J’étais descendu à Joliette parce qu’après près de deux semaines de vacances en solitaire au chalet, j’avais comme une envie d’urbanité. Je flânais dans les rues quand en m’éloignant de l’esplanade du centre-ville, j’ai vu la grande flèche de la cathédrale de Joliette pointer très haut vers le ciel. Tiens ? Et si j’allais la visiter ? Que je me suis dit. Ça fait un bail que je ne suis pas rentré dans une église. Mais en arrivant sur le parvis, j’ai vu beaucoup de gens qui entraient et sortaient. En ce jeudi après-midi, ça me semblait un peu étrange. Puis, en apercevant cette tête de con de politicien qui parlait avec d’autres têtes de con, j’ai réalisé que c’était la journée où l’on exposait la dépouille de l’abbé Raymond Gravel.
Je ne le détestais pas lui. Un peu comme l’abbé Pierre, c’était un humaniste avant d’être un cureton. Un homme de cœur comme ils disent dans les médias. J’aimais sa grande gueule, son ouverture, sa liberté de penser qu’il exprimait même si ça foutait ses patrons en rogne. Et puis sa vie de merde qui l’aura plongé dans la dope, l’alcool et la prostitution avant de s’en sortir et devenir l’homme qu’on a connu. À mes yeux, ça faisait de lui un vrai de vrai qui savait exactement ce que sont la misère et les bas-fond. Il n’avait pas appris ça dans les livres.
Enfin bref, j’aimais l’homme.

Je suis rentré non plus pour visiter la baraque, mais pour aller lui dire salut et un peu merci au nom de tous les fuckés et les marginaux de la planète, vaste famille dont je fais encore un peu parti malgré moi. Ne m’aurait pas jugé sur me compte de banque ou sur mon logement d’étudiant de 51 ans celui-là. On se reconnaît nous, les pas comme les autres.

Je me suis mis dans la file derrière une poignée de personnes. Devant, tout au bout de la file, il y avait le cercueil et l’enveloppe corporelle de l’abbé Gravel, mais sans l’abbé Gravel dedans.
Le véhicule sans le chauffeur.
Sur les bancs, quelques têtes blanches qui priaient. Éparpillés dans toute l’église, des pompiers en uniforme parce qu’il était aussi l’aumônier des pompiers de ch’sais plus trop où. À gauche du cercueil, un dizaine de personnes qui se tenaient tout droit dans leurs vêtements noirs. Les membres de la famille sans doute. Ceux qui terminaient de se recueillir passaient ensuite par là et allaient leur offrir leurs sympathies.
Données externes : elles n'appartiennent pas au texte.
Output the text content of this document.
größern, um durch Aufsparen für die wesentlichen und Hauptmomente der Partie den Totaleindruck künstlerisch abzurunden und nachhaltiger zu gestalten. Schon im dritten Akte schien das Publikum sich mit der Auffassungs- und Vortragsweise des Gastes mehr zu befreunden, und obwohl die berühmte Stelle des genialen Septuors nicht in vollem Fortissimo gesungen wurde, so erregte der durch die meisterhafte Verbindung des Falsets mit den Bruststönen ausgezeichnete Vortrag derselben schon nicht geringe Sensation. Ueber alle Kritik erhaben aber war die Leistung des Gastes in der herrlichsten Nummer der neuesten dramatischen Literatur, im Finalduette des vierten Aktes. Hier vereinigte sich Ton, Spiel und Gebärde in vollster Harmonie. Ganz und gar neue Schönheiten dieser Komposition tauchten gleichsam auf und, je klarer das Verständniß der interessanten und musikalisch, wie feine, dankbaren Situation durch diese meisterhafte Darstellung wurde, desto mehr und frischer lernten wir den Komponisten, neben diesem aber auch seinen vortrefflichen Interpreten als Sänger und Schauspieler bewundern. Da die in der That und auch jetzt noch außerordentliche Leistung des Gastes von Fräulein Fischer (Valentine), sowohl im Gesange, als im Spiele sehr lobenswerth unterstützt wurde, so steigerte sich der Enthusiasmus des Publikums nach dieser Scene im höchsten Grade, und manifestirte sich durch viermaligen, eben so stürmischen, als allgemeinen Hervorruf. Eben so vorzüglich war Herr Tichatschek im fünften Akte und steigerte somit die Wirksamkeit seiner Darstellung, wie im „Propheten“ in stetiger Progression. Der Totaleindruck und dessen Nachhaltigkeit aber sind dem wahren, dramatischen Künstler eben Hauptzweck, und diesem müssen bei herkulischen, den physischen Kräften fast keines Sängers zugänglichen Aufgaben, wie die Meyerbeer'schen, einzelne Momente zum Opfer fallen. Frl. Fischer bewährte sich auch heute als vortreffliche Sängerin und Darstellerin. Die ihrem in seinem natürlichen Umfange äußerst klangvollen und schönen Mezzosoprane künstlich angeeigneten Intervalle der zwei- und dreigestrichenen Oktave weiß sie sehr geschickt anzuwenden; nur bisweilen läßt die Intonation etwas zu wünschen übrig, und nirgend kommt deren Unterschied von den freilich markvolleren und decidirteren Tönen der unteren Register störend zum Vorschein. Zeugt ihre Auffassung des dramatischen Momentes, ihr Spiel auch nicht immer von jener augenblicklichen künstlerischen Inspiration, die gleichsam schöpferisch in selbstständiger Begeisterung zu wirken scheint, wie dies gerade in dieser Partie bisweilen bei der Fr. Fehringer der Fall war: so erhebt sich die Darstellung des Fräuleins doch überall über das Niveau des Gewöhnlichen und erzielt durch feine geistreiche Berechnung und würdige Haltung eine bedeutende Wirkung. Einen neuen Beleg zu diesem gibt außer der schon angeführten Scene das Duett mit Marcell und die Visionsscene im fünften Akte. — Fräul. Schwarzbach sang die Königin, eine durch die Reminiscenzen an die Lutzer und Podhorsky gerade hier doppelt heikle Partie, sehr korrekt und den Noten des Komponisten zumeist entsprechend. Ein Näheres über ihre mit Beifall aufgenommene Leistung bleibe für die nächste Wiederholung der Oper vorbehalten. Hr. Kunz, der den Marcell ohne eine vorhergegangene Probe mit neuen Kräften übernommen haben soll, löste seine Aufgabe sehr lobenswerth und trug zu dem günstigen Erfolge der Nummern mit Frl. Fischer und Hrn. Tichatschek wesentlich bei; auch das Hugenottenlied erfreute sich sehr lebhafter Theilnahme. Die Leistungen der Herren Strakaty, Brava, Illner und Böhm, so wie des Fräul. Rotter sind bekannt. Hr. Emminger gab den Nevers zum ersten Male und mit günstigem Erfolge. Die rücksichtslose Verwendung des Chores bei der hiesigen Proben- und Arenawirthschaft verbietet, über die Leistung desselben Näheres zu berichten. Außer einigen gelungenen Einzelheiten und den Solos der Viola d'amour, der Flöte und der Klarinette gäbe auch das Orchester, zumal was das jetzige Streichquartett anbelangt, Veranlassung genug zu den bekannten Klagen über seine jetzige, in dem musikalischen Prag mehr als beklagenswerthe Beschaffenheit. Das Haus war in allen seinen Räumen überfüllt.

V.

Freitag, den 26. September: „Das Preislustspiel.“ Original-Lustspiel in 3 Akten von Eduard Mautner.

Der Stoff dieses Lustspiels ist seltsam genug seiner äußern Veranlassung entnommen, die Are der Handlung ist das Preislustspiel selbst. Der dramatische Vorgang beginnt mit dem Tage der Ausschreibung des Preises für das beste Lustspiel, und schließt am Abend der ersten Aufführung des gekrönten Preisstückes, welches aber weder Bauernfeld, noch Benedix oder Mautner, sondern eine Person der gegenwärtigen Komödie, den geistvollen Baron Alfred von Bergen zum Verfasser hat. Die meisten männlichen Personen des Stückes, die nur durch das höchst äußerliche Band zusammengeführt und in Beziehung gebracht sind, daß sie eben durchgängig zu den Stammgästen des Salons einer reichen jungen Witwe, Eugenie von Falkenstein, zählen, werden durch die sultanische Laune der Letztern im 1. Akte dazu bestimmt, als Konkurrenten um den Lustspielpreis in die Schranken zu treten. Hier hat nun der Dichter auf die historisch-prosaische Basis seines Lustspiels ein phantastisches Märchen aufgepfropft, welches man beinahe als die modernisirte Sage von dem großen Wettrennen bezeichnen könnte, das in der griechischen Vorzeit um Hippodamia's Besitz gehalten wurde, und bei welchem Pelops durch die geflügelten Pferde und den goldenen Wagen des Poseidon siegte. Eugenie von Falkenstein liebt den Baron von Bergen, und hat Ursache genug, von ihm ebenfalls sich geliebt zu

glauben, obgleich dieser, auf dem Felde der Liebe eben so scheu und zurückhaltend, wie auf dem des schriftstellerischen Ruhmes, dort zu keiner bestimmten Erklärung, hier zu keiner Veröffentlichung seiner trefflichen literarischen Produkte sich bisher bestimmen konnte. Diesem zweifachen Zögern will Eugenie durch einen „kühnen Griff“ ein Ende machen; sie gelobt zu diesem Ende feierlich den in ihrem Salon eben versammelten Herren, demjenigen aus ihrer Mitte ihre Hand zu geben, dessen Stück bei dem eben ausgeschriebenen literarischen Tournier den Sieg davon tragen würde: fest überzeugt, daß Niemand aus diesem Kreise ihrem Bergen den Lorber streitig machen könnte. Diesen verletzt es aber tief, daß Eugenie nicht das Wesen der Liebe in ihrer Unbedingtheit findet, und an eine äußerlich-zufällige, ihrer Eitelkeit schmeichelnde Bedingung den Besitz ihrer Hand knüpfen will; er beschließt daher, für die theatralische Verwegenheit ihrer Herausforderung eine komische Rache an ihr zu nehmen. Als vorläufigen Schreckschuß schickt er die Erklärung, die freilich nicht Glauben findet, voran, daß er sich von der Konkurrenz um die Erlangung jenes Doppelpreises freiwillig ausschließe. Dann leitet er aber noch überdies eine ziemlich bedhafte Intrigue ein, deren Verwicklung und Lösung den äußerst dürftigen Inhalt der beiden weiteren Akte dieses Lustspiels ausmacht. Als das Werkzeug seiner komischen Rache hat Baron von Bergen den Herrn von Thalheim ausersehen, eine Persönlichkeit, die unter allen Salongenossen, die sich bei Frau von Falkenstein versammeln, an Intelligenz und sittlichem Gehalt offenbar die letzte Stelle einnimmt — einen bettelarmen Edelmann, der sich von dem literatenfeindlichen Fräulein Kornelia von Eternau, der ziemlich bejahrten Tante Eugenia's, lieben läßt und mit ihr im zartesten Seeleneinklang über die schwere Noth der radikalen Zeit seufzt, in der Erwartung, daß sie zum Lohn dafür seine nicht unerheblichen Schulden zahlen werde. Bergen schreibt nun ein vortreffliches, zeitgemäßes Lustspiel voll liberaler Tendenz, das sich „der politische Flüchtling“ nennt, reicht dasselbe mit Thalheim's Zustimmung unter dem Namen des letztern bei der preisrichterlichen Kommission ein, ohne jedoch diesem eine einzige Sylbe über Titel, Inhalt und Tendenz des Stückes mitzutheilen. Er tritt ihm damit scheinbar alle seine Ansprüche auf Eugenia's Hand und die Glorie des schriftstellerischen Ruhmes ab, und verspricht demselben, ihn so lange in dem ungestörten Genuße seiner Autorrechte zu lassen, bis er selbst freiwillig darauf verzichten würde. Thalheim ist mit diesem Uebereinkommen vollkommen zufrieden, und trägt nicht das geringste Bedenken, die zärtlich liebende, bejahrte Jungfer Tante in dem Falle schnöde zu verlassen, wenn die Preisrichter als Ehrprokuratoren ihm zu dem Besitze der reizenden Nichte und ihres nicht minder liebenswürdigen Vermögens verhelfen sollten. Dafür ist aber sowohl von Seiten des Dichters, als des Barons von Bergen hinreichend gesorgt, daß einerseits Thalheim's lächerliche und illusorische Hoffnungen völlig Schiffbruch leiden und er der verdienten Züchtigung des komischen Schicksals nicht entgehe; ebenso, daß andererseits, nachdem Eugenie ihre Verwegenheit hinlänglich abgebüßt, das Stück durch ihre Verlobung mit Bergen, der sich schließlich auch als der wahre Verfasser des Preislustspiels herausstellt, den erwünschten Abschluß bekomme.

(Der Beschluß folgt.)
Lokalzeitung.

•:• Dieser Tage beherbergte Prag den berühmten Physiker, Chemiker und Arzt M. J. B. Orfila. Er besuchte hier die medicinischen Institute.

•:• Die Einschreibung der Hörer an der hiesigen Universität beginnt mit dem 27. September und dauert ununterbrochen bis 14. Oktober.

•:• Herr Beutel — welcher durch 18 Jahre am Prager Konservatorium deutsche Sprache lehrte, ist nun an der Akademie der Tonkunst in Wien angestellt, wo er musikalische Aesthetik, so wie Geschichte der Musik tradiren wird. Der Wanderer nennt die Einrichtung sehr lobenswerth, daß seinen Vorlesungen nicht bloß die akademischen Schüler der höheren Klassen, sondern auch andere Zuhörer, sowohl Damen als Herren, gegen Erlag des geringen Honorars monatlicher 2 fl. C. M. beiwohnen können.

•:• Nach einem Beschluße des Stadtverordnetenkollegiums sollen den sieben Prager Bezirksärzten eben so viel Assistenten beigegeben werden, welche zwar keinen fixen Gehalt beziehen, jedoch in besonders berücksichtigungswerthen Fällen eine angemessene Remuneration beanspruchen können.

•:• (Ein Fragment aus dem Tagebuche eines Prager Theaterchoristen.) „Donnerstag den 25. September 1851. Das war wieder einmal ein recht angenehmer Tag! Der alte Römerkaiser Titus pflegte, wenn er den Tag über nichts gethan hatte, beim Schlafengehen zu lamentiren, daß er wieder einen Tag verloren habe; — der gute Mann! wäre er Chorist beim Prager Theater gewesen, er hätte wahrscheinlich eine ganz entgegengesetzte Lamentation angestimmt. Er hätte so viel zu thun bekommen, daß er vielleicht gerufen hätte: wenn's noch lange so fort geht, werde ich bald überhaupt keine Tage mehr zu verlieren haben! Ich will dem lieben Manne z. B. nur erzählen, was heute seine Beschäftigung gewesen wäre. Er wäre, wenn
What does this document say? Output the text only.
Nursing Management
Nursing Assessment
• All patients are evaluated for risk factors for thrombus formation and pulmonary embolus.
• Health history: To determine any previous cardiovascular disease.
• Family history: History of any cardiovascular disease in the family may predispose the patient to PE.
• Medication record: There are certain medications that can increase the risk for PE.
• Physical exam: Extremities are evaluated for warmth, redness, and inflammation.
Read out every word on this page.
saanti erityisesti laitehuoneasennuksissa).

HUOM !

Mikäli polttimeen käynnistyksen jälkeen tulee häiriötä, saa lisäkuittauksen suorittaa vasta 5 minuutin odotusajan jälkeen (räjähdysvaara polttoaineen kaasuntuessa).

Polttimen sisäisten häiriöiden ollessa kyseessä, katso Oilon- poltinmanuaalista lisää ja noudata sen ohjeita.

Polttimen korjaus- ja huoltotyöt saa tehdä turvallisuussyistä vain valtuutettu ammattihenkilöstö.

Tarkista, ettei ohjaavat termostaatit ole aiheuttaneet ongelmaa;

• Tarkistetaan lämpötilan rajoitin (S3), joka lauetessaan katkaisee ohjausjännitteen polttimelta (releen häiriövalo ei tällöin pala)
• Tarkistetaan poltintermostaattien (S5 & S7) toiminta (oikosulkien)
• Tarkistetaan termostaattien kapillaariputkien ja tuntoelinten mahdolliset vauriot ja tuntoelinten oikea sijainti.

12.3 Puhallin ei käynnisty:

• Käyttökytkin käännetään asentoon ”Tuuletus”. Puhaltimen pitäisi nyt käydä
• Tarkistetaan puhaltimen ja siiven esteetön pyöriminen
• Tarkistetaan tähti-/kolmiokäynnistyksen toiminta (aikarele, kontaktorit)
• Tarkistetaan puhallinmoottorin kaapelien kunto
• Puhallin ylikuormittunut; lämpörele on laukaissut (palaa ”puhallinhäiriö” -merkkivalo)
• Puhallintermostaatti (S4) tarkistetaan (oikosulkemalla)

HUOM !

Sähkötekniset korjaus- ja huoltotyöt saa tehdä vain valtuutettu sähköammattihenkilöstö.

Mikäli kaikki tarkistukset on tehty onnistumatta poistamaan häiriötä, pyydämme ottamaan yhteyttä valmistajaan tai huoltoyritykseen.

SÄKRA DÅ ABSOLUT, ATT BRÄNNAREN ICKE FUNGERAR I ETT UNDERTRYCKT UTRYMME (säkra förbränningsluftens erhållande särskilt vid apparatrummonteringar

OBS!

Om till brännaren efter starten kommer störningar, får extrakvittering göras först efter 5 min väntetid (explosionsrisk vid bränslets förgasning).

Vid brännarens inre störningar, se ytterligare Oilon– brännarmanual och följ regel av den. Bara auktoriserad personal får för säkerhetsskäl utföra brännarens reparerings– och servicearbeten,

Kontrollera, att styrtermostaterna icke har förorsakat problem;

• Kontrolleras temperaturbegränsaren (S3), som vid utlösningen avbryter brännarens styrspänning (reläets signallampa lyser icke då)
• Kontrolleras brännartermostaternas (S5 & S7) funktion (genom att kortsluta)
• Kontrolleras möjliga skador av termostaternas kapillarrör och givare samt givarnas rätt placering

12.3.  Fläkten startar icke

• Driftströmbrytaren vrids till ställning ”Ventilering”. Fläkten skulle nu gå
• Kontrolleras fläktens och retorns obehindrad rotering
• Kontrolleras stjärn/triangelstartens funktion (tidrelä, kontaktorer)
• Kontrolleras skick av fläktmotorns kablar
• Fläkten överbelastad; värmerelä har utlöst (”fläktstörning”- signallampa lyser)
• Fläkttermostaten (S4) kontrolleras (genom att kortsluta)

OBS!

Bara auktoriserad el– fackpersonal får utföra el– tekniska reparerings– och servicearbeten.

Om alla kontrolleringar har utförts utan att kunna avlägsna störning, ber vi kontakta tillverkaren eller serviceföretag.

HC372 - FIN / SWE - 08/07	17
Du coup, je me suis pris du syndrome de l’imposteur. Qu’est-ce que je foutais là ? Mais bon, j’étais en vacances quoi. Et j’ai décidé de jouer le jeu jusqu'au bout.

Quand ç’a été mon tour, je me suis planté devant la dépouille où je n’ai ni prier, ni fait le moindre signe de croix parce que ça aurait été hypocrite de ma part. J’ai juste regardé la dépouille. On aurait dit un mannequin de magasin qu’on aurait un peu raté. On l’avait revêtu de sa soutane, les mains jointes serties d’un chapelet. Sensation étrange d’être là, debout devant un mort que je n’avais jamais connu, jamais vu avant.
Voyeurisme ? Même pas. J’avais juste laissé mes pas me guider et j’en étais là.
Puis, jugeant que j’avais passé juste le temps qui faut pour une telle circonstance, je me suis détaché et j’ai été serrer les mais à ces inconnus qui portaient des vêtements sombres. J’ai pris une gueule qui convenait, un peu que comme tous ces gens que je ne connaissais pas et qui sont venus m’offrir leurs sympathies pour mon père. Ils étaient six.
Mes sympathies.
Mes sympathies.
Mes sympathies.
Mes sympathies.
Mes sympathies.
Mes sympathies.


Quand je suis sorti, une caméra de Radio-Canada s’installait sur le parvis. Je me suis allumé une clope et j’ai marché dans les rues du vieux Joliette.